Last weekend the rural, Bay of Plenty town Katikati hosted what's believed to be the biggest BioBlitz ever held in New Zealand.
The BioBlitz set out to identify every living organism in the Uretara catchment, an area that runs from the Kaimai Range to the Tauranga Harbour.
Organiser and retired scientist Peter Maddison says the 24 hour event was the country's first to take in a whole catchment and township.
"This also is the most comprehensive BioBlitz in including not just the obvious plants and animals, but also making a start on the bacteria and fungi that occur on and in our bodies and those of our pets and farm animals, and also those moulds and other greeblies that inhabit our food and houses."
The aim was to catalogue 2400 species and, at the last minute, that number was surpassed.
Scientists were brought in from around New Zealand to identify species.

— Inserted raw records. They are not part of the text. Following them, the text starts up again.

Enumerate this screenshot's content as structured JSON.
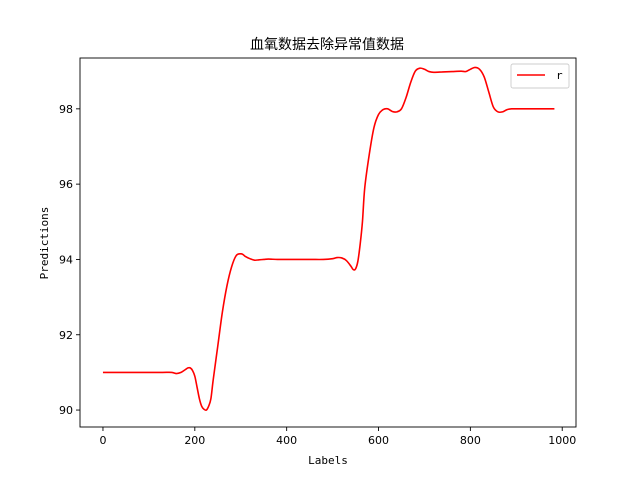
{
  "chart_data": {
    "type": "line",
    "title": "血氧数据去除异常值数据",
    "xlabel": "Labels",
    "ylabel": "Predictions",
    "xlim": [
      -50,
      1030
    ],
    "ylim": [
      89.55,
      99.35
    ],
    "xticks": [
      0,
      200,
      400,
      600,
      800,
      1000
    ],
    "yticks": [
      90,
      92,
      94,
      96,
      98
    ],
    "grid": false,
    "legend_position": "top-right",
    "series": [
      {
        "name": "r",
        "color": "#ff0000",
        "x": [
          0,
          50,
          100,
          130,
          150,
          160,
          170,
          180,
          185,
          190,
          195,
          200,
          205,
          210,
          215,
          220,
          225,
          230,
          235,
          240,
          250,
          260,
          270,
          280,
          290,
          300,
          305,
          310,
          320,
          330,
          340,
          350,
          360,
          380,
          400,
          450,
          480,
          500,
          510,
          520,
          530,
          540,
          545,
          550,
          555,
          560,
          565,
          570,
          580,
          590,
          600,
          610,
          620,
          630,
          640,
          650,
          660,
          670,
          680,
          690,
          700,
          710,
          720,
          740,
          760,
          780,
          790,
          800,
          810,
          820,
          830,
          840,
          850,
          860,
          870,
          880,
          890,
          900,
          950,
          983
        ],
        "y": [
          91.0,
          91.0,
          91.0,
          91.0,
          91.0,
          90.97,
          91.0,
          91.08,
          91.12,
          91.12,
          91.05,
          90.9,
          90.6,
          90.3,
          90.1,
          90.02,
          90.0,
          90.1,
          90.3,
          90.8,
          91.7,
          92.6,
          93.3,
          93.8,
          94.1,
          94.15,
          94.13,
          94.08,
          94.02,
          93.98,
          93.99,
          94.0,
          94.01,
          94.0,
          94.0,
          94.0,
          94.0,
          94.02,
          94.05,
          94.04,
          93.97,
          93.82,
          93.73,
          93.75,
          93.95,
          94.4,
          95.0,
          95.9,
          96.8,
          97.5,
          97.85,
          97.98,
          98.0,
          97.93,
          97.92,
          98.0,
          98.3,
          98.7,
          99.0,
          99.08,
          99.05,
          98.99,
          98.97,
          98.98,
          98.99,
          99.0,
          98.99,
          99.05,
          99.1,
          99.05,
          98.85,
          98.45,
          98.05,
          97.92,
          97.92,
          97.98,
          98.0,
          98.0,
          98.0,
          98.0
        ]
      }
    ]
  }
}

Samples were also sent to scientists and labs in Australia for analysis.
Auckland-based botanist Trixie Harvey was given the job of identifying all the plants she could find on a kiwifruit orchard. She'd named 32 plants just wandering up the driveway.

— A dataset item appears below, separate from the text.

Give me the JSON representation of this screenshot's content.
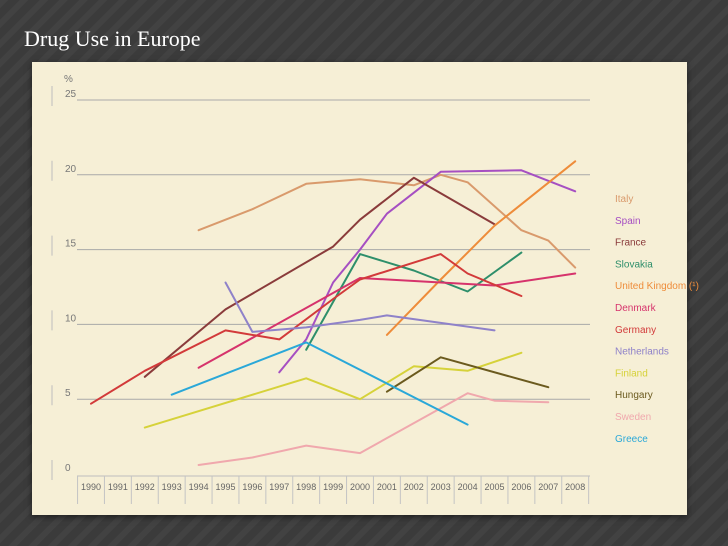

"One of the interesting things is that people come and do something like this and all of a sudden they realise how many different types of plants and types on insects there are. People walk around sometimes not even noticing."
During the 24 hours an elusive moth that hadn't been seen in New Zealand for 25 years was found, another moth that could be a recent arrival from Australia was captured, and soil and water samples revealed five bacteria that are new to science.
A native geranium that has disappeared from many parts of the country was discovered in the Bay of Plenty for the first time and the rare slug-like peripatus was found in leaf litter.
Peter Maddison says results from the BioBlitz will form a basis for on going studies and will suggest areas for future restoration and conservation, species to protect, and issues to confront.
Left: Dr Peter Maddison. Right: Panorama of the Uretara catchment.